Dans un discours lu en son nom par le ministre des Moudjahidine Mohamed Cherif Abbas, le président Bouteflika considère que « personne n’a le droit de détruire les piliers sur lesquels reposent les institutions républicaines et les acquis ». Dans son message, Abdelaziz Bouteflika désavoue sans le nommer, le secrétaire général du FLN, Amar Saadani, qui s’est distingué récemment par une charge sans précédent contre le DRS et son patron, le général Mohamed Mediène dit Toufik. « Personne, quelle que soit sa responsabilité, n’a le droit de placer sa personne, ses activités et ses déclarations, au dessus de la constitution et des lois de la république », dit le message du président.

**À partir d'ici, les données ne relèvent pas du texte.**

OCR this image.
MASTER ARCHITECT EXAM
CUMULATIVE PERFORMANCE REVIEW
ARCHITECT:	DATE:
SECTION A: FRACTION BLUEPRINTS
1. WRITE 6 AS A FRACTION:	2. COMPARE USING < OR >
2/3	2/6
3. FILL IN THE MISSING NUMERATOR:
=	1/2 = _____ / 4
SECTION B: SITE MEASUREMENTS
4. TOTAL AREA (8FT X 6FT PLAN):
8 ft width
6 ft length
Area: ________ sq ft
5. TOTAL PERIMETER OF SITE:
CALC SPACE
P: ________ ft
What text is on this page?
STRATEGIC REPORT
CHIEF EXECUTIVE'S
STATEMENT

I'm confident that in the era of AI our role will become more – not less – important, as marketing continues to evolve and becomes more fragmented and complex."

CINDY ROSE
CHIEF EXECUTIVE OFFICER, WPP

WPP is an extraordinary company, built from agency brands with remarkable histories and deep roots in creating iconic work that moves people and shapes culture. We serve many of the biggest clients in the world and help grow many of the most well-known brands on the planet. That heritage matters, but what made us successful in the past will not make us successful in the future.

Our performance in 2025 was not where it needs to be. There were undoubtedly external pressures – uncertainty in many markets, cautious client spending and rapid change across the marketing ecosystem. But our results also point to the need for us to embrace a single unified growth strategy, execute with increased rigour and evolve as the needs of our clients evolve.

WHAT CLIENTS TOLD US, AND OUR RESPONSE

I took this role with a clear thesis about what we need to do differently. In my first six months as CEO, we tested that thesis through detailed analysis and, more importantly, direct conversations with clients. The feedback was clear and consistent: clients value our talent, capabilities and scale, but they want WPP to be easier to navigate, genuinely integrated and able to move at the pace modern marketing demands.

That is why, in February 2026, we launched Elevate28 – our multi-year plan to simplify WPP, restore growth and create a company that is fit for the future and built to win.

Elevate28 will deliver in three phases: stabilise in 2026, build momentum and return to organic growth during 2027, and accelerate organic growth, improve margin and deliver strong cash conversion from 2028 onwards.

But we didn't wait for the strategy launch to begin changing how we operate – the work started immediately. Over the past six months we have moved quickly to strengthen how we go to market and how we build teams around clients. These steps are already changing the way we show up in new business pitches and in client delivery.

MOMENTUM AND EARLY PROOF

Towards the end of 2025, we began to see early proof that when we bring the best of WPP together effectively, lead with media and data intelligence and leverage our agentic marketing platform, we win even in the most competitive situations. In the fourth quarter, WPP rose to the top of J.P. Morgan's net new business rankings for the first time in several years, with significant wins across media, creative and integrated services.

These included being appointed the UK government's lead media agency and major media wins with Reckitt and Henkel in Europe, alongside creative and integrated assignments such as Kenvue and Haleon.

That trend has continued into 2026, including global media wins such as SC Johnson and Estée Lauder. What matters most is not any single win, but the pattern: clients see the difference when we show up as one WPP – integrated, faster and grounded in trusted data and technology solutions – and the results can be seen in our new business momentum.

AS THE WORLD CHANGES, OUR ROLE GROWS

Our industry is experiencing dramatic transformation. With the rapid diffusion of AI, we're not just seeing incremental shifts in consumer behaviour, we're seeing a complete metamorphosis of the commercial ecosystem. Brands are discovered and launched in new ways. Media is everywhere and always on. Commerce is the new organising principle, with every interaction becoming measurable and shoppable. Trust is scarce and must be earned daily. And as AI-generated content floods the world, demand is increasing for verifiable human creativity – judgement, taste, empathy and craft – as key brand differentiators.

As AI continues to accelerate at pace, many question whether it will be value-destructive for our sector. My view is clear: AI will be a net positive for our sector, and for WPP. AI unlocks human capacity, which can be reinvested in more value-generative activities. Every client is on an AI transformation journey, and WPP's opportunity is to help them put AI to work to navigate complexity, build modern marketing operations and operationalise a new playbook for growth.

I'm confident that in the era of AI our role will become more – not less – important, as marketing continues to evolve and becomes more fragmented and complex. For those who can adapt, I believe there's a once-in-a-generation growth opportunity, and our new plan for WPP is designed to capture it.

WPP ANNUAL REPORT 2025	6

Dans le discours repris par l’agence presse officielle APS, le président Bouteflika ajoute : « Personne n’a le droit de régler ses comptes personnels avec les autres au détriment des intérêts suprêmes à l’intérieur et à l’extérieur », et considère que « le temps des insultes et des verbiages  est révolu », appelant à « se comporter dans le bons sens ».

Pour le président Bouteflika, « l’objectif de ce message est de renouveler avec clarté que le DRS demeure, contrairement à ce qui est colporté dans la presse, qui porte atteinte à la stabilité de l’Etat et de l’ANP, complètement mobilisé afin d’accomplir dans les meilleures conditions, les missions qui lui sont assignées au même titre que les autres structures de l’Armée nationale populaire ». 

Il a ajouté que la tempête médiatique autour de cette guerre fictive au sommet de l’Etat  » ne peut malheureusement qu’offrir les conditions favorables » à cette opération de déstabilisation. Face à cette menace, le président a souligné que tous « les responsables » doivent s’armer de conscience nationale et transcender au-dessus de toutes formes de tension qui peuvent surgir entre elles. « C’est inévitable pour assurer l’avenir de l’Etat et de la défense et de la sécurité », a-t-il dit.